Element ID assignment
Element IDs are assigned sequentially (1, 2, 3, ...) during a single parse. IDs are NOT stable across page loads -- they are positional, not content-based. The delta diff system uses content keys (tag + text + href + bounds) rather than IDs to match elements across page transitions.
Testing
Integration tests
Tests live in crates/core/tests/ as integration tests:
cargo test -p browsy-core # all tests
cargo test -p browsy-core --test css_layout # CSS + layout
cargo test -p browsy-core --test output # Spatial DOM output
Detection benchmark
The crates/core/tests/corpus/ directory contains HTML snapshots of real websites with ground truth labels in manifest.json. The benchmark runner parses every snapshot and verifies:
- Correct page type classification
- Correct suggested action detection
- Valid element IDs in all actions (referencing real elements)

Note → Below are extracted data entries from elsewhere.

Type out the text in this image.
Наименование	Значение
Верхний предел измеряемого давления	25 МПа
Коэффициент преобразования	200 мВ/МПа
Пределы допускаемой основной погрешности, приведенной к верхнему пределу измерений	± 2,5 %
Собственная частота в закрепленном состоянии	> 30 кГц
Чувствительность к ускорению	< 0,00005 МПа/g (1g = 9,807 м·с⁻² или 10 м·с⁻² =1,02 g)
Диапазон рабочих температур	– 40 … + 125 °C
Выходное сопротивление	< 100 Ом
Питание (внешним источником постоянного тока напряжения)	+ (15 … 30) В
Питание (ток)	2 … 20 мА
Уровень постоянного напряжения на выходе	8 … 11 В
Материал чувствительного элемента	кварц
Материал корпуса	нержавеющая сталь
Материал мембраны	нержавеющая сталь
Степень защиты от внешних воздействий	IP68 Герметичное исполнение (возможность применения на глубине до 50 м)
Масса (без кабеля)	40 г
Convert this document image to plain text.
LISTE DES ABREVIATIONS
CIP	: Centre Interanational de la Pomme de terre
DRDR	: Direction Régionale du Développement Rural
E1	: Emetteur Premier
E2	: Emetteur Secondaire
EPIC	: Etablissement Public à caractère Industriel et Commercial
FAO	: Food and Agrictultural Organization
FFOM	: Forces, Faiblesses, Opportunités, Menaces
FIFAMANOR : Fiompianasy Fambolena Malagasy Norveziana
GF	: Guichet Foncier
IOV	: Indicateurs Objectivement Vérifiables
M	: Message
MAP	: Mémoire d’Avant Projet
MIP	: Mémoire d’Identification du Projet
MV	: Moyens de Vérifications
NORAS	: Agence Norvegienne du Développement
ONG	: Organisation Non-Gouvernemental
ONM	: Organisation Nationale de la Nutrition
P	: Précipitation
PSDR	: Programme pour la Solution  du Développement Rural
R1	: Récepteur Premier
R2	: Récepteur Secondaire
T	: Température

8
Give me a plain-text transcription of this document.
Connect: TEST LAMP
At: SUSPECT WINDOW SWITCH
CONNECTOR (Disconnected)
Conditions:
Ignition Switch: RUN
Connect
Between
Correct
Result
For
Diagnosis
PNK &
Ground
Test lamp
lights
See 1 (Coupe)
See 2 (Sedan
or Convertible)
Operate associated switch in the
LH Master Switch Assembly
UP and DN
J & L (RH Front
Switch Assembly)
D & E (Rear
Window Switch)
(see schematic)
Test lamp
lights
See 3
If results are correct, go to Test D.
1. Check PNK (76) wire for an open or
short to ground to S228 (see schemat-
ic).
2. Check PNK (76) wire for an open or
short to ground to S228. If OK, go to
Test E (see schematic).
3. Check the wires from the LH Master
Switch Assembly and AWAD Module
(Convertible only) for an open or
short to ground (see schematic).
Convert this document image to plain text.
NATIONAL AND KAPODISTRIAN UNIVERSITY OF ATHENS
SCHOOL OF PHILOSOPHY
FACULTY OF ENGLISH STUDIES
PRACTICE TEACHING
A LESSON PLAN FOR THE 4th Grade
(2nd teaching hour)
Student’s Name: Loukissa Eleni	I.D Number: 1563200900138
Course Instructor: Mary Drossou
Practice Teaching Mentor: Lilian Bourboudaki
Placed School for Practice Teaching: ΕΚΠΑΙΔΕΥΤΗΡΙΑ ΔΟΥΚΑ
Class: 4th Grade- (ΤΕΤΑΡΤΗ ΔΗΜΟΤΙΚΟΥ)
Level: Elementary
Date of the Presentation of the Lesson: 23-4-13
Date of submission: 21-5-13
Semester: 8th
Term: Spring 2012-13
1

- Verification code extraction accuracy
cargo test -p browsy-core --test benchmark -- --nocapture
Adding a new test case:
- Harvest an HTML snapshot with
HARVEST_URLandHARVEST_NAMEenvironment variables. - Add the expected labels to
corpus/manifest.json. - Run the benchmark to confirm the failure.
- Fix the heuristics in
output/mod.rs. - Re-run the benchmark to confirm the fix with no regressions.
Output formats
JSON
Full structured output via serde_json. All optional fields use skip_serializing_if to keep the JSON compact.
Compact text
A minimal text format designed for LLM token efficiency:
[1:h1 "Page Title"]
[!2:div "Hidden content"]
[3:input:email [email] [*] "Enter email" wide]
[4:button "Submit" full]
[5:a "Link" ->https://example.com @top-R]
Each element is one line: [id:tag "text"] with annotations for type, name, state, size, href, and position.
Delta format
For page transitions, the delta format shows only what changed:
-[3,5,7]
[+8:h1 "New Heading"]
[+9:a "New Link" ->https://example.com]
Removed element IDs are prefixed with -, added/changed elements with +.